This is the paper that cited 7 of our footprint papers and published in OSDI 2014. The main work is to fast derive workload’s miss ratio curve (MRC). The technique adopted in the paper is a data structure called “counter stack”, which, is essentially a extremely huge matrix of size NxN, where N is the trace length. This data structure is contains the footprint (or working set size) of all windows, (not average window size). From the counter stack, stack distances of references can easily be read. So the challenge this paper addresses is to compress the data structure. The paper talked about some optimizations, which includes, sampling (process every dth reference), pruning (“forget” some windows), using probabilistic cardinality estimator (HyperLogLog) to approximate reuse distances. Using stack counters can be used to query many useful informations, like total data footprint, trace length, miss ratio within a given time period and miss ratio composed from multiple workloads.
So first, what is a stack counter? It is a 2-dimensional matrix. When a new reference is made, a new column is inserted to the right side of the matrix. Each entry C_ij represents the amount of distinct elements in the window (i,j). Therefore this matrix contains footprints of all possible windows of the trace.
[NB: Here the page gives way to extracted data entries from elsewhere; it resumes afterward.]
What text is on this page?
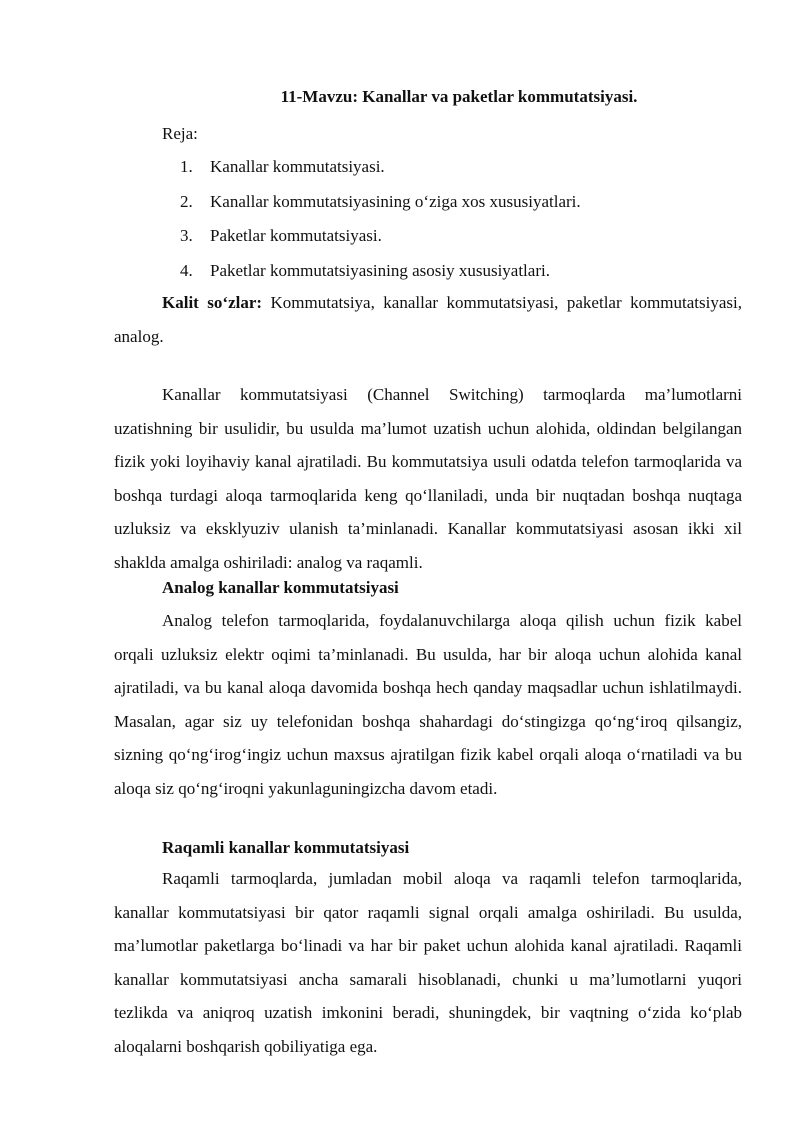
11-Mavzu: Kanallar va paketlar kommutatsiyasi.
Reja:
1.	Kanallar kommutatsiyasi.
2.	Kanallar kommutatsiyasining o‘ziga xos xususiyatlari.
3.	Paketlar kommutatsiyasi.
4.	Paketlar kommutatsiyasining asosiy xususiyatlari.
Kalit so‘zlar: Kommutatsiya, kanallar kommutatsiyasi, paketlar kommutatsiyasi, analog.

Kanallar kommutatsiyasi (Channel Switching) tarmoqlarda ma’lumotlarni uzatishning bir usulidir, bu usulda ma’lumot uzatish uchun alohida, oldindan belgilangan fizik yoki loyihaviy kanal ajratiladi. Bu kommutatsiya usuli odatda telefon tarmoqlarida va boshqa turdagi aloqa tarmoqlarida keng qo‘llaniladi, unda bir nuqtadan boshqa nuqtaga uzluksiz va eksklyuziv ulanish ta’minlanadi. Kanallar kommutatsiyasi asosan ikki xil shaklda amalga oshiriladi: analog va raqamli.

Analog kanallar kommutatsiyasi

Analog telefon tarmoqlarida, foydalanuvchilarga aloqa qilish uchun fizik kabel orqali uzluksiz elektr oqimi ta’minlanadi. Bu usulda, har bir aloqa uchun alohida kanal ajratiladi, va bu kanal aloqa davomida boshqa hech qanday maqsadlar uchun ishlatilmaydi. Masalan, agar siz uy telefonidan boshqa shahardagi do‘stingizga qo‘ng‘iroq qilsangiz, sizning qo‘ng‘irog‘ingiz uchun maxsus ajratilgan fizik kabel orqali aloqa o‘rnatiladi va bu aloqa siz qo‘ng‘iroqni yakunlaguningizcha davom etadi.

Raqamli kanallar kommutatsiyasi

Raqamli tarmoqlarda, jumladan mobil aloqa va raqamli telefon tarmoqlarida, kanallar kommutatsiyasi bir qator raqamli signal orqali amalga oshiriladi. Bu usulda, ma’lumotlar paketlarga bo‘linadi va har bir paket uchun alohida kanal ajratiladi. Raqamli kanallar kommutatsiyasi ancha samarali hisoblanadi, chunki u ma’lumotlarni yuqori tezlikda va aniqroq uzatish imkonini beradi, shuningdek, bir vaqtning o‘zida ko‘plab aloqalarni boshqarish qobiliyatiga ega.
Having the matrix, to compute MRC also requires a way to identifies the reuse windows. To do so, two more matrices are needed, \delta x and \delta y.
x matrix is the difference of rows of counter stack while y matrix is the difference of rows of x matrix. It seems to me, this differencing operation is “taking directive” in HOTL theory. For the fourth reference in the example trace, the top “1” in the fourth column is at the 1st row, so its last access time is 1.
This is all about counter stack.
To make this data structure practical, there are several approximations presented in the paper.
1. Sampling. A simple approach is to sample every d references. It indicates that the matrix is to be shrinked by a factor of “d”. From the paper, “For large scale workloads with billions of distinct elements, even choosing a very large value of d has negligible impact on the estimated stack distances and MRCs.”
2. Pruning. The observation is that, in x matrix, each rows only contains at most M “1”s, where M is the total footprint. At some point on, the entries in the row will become 0 and remain 0 for the rest of row. Therefore, the paper propose to delete the rows where it has at most M/p different entries than its immediate lower rows. I am not sure how this operation would impact the result and how it can be migrated to our footprint measurement. But, intuitively, this observation, to translate into footprint theory, means larger windows are likely to have most of the data, maintaining large-sized windows at fine granularity is waste.
3. Using probabilistic cardinality estimator. Counter stack needs to counts the amount of data it has seen. It can keep records for all the data using hash table and count the size of the table. It is too expensive. Bloom filter is an option, but “the space would still be prohibitively large”. (I don’t know why…) Therefore, they choose a probabilistic counter or cardinality estimator, called “HyperLogLog“. The memory usage is roughly logarithmic in M with more accurate counters requiring more space.
4. Due to above approximations, the form of \delta x and \delta y matrices is different from shown above. The authors proved a theorem to bound the error by total footprint, trace length and two other parameters.
Counter stack has benefits over stack distance (reuse distance). It has time information. From counter stack, the MRC for any time period can be read by slicing the counter stack. Counter stacks are also composable, because it is essentially “footprint”. However, it still has not solved the problem of interleaving and data sharing. Composing two counter stacks requires alignment beforehand. When data is shared across traces, composition becomes almost impossible.
Above is all technical details about counter stacks. The authors also have some interesting observations about their workloads using counter stack in the paper.